For each of the invertible random variables described above, you can easily create a random number generator which generates variables according to that distribution. For the 6 boost distributions listed above, you can use the same input (type and parameters) as listed above. We provide two interfaces for random variable generation:

  • A class ContinuousRandomVariableGenerator, with a getRandomVariableValue that produces random numbers.
  • A boost function boost::function< double( ) > which produces random numbers every time it is called.

We illustrate these two options with some examples below.

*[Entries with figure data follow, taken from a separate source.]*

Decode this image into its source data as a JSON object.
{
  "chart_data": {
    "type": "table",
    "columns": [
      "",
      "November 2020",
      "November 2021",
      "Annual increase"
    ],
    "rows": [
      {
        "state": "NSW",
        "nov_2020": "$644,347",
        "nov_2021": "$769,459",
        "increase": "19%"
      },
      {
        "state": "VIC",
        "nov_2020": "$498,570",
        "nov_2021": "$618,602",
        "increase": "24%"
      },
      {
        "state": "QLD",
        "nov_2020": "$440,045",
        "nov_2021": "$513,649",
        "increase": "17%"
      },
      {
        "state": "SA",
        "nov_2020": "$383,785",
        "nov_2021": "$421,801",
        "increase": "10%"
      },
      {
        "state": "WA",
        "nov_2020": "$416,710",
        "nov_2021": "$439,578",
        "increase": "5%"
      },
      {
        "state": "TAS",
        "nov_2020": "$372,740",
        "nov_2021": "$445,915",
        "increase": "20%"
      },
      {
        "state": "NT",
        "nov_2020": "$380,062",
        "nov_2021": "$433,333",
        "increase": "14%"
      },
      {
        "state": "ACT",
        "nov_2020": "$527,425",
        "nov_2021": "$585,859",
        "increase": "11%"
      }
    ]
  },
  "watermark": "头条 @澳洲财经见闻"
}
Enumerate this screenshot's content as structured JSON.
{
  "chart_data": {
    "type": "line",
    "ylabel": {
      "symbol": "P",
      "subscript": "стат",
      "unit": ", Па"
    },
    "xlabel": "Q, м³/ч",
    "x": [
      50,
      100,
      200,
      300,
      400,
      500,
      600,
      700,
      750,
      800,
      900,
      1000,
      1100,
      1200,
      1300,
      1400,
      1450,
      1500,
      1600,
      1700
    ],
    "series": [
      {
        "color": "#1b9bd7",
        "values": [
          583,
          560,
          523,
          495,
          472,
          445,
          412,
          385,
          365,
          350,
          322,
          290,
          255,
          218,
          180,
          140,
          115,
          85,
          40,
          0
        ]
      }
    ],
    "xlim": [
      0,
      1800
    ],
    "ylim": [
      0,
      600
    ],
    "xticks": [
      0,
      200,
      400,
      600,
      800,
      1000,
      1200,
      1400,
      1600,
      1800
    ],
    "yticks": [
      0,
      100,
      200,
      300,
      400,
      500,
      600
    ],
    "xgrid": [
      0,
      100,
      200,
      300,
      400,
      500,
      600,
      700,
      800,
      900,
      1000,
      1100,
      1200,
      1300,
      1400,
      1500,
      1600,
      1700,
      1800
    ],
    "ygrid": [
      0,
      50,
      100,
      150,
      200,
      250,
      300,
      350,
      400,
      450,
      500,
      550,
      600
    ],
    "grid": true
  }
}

using namespace statistics;

// Define properties of distribution
std::vector< double > parameters;
parameters.push_back( 1.0 );
parameters.push_back( 3.2 );

// Create distribution object
double distributionSeed = 42.0;
boost::shared_ptr< RandomVariableGenerator< double > > randomNumberGenerator = createBoostContinuousRandomVariableGenerator(
        uniform_boost_distribution, parameters, distributionSeed );

// Create distrubution function
distributionSeed = 43.0;
boost::function< double( ) > randomNumberFunction = createBoostContinuousRandomVariableGeneratorFunction(
        uniform_boost_distribution, parameters, distributionSeed );

// Generate random variables
std::vector< double > randomVariables1;
std::vector< double > randomVariables2;
for( unsigned int i = 0; i < 1E6; i++ )
    randomVariables1.push_back( randomNumberGenerator->getRandomVariableValue( ) );
    randomVariables2.push_back( randomNumberFunction( ) );

The above creates two vectors give a million doubles, distributed according to a normal distribution with mean of 1 and standard deviation of 3.2.


When creating a random variable generator you must also provide a ‘seed’ value, which initializes the generator. Fixing this value for a given means that the exact same set of random numbers will be generated everytime you run the program.